Nothing "capitalist" prevents these parties from renegotiating their agreements and contracts to stop wasting the goods delivered. This is anything but "structural".
As correctly noted by @incognitum seeing such silly reductionism a question logically arises: ok, so what's the alternative?
Then you realise that all known alternatives not based on market economy were event more wasteful and "ecocidal".
@xj9 this!
@xj9
I'm absolutely fine with cooperatives, in fact you can start one today. If it offers customers a better experience than the corporations, you'll kill them off naturally! But I think you'll find instead that big government likes to do big favors for their friends in big corporations (e.g., trillion (with a T!) dollar bailouts... again) you'll have trouble competing :( so *actually* doing the first thing will make the second thing possible, or maybe even unnecessary.
@strypey @kravietz
@incognitum
> government likes to do big favors for their friends in big corporations
Goverment is, as an old ally used to say, an arena of class struggle. Obviously business people are going to do their best to use government to serve their interests (eg DMCA). Civil society can push back and try to use government to serve the public interest (eg GDPR).
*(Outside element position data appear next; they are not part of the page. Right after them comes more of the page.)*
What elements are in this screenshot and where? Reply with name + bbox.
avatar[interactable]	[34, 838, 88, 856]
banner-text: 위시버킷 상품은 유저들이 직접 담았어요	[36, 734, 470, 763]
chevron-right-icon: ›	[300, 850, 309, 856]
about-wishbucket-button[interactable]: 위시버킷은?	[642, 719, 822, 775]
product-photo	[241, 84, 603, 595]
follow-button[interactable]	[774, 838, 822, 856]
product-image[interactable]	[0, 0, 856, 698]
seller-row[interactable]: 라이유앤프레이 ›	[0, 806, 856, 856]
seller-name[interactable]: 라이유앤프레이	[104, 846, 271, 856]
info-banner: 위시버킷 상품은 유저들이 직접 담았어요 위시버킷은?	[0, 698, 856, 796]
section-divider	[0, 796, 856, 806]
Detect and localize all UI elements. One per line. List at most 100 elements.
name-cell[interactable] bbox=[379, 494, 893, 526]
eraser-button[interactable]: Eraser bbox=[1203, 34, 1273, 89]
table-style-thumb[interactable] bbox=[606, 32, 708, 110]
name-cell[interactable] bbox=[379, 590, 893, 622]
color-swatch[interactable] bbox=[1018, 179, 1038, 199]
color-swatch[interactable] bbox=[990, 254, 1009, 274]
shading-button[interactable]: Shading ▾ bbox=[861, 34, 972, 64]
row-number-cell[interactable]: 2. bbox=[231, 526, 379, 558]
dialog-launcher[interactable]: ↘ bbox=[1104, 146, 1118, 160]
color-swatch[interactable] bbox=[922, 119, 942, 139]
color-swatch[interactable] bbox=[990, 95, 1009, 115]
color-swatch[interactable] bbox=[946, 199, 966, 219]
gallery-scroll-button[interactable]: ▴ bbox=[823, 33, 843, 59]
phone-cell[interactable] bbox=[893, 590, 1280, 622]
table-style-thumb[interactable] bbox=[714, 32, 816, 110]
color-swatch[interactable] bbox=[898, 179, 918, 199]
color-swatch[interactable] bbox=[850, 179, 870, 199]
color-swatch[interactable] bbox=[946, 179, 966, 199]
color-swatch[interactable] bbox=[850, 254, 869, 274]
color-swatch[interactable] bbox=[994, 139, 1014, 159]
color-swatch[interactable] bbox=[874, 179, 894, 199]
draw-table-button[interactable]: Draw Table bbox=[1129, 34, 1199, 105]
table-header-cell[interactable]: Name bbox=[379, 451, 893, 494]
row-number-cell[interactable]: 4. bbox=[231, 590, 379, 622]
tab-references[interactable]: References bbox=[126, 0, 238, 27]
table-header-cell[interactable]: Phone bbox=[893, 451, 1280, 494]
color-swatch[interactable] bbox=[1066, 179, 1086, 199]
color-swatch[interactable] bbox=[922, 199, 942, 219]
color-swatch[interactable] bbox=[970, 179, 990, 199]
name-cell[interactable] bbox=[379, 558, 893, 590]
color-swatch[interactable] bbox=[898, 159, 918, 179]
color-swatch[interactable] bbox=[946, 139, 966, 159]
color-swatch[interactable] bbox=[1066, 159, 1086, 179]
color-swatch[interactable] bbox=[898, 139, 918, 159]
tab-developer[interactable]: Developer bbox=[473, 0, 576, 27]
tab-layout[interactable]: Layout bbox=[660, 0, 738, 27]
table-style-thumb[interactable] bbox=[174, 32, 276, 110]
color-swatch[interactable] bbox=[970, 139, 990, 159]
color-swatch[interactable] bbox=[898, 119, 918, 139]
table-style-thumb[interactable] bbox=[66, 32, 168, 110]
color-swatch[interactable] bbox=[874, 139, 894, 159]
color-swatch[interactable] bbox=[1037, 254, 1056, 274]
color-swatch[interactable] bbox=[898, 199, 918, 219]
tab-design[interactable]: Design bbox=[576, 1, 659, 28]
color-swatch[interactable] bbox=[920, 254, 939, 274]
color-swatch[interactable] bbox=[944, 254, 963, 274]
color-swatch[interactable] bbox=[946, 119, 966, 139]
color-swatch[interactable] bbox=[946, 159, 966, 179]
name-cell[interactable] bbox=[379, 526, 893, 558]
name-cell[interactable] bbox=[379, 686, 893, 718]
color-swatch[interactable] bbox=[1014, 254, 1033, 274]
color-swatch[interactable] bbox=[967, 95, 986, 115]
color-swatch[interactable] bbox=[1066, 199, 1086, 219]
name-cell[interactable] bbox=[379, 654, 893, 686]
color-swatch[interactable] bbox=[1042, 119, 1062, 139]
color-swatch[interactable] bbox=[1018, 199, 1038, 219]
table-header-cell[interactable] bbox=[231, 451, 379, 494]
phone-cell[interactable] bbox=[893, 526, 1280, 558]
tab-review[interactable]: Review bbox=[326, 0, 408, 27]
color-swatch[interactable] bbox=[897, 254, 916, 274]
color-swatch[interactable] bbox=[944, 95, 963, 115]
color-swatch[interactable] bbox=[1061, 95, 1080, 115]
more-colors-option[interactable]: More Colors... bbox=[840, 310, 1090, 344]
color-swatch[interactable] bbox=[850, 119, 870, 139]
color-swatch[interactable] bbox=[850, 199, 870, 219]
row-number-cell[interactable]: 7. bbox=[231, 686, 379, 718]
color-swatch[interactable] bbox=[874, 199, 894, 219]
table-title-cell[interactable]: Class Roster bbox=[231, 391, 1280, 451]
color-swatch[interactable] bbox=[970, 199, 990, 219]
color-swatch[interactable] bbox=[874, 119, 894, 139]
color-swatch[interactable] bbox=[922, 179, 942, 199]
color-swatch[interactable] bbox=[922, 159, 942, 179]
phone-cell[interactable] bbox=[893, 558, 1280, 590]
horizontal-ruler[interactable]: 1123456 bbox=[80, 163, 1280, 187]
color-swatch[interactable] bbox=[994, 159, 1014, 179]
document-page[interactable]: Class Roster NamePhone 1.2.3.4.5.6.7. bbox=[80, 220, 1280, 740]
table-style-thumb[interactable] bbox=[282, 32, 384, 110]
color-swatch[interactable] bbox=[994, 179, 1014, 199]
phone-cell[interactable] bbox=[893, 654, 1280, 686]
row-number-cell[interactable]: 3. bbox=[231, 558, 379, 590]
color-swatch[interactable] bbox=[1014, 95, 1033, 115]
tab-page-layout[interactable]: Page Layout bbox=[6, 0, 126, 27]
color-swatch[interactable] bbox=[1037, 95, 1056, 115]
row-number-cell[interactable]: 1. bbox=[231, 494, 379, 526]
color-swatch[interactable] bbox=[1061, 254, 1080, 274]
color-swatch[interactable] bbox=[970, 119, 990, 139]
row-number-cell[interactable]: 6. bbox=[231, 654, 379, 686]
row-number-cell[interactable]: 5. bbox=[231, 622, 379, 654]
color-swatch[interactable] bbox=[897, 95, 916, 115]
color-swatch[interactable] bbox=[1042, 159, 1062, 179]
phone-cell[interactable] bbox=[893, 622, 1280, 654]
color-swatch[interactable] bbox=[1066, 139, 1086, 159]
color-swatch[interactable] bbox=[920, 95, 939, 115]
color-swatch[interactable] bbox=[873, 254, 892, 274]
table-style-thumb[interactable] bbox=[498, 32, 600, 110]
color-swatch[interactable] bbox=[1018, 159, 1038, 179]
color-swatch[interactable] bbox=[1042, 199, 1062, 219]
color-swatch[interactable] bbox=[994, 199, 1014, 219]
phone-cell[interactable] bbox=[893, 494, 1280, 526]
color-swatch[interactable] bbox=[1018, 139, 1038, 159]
But the most important thing the state does for capitalists is enforce property claims. Check out:
http://c4ss.org/
sure. It happens in every capitalistic system, it only happens there, it happens everytime, it happens continuously, but is not "structural".
Well, you are right: it is just "automatic", "associated" and "inherent".
Capitalism started in 1800, so there were plenty of systems which were not capitalist , NOT based on market economy, plus working much better.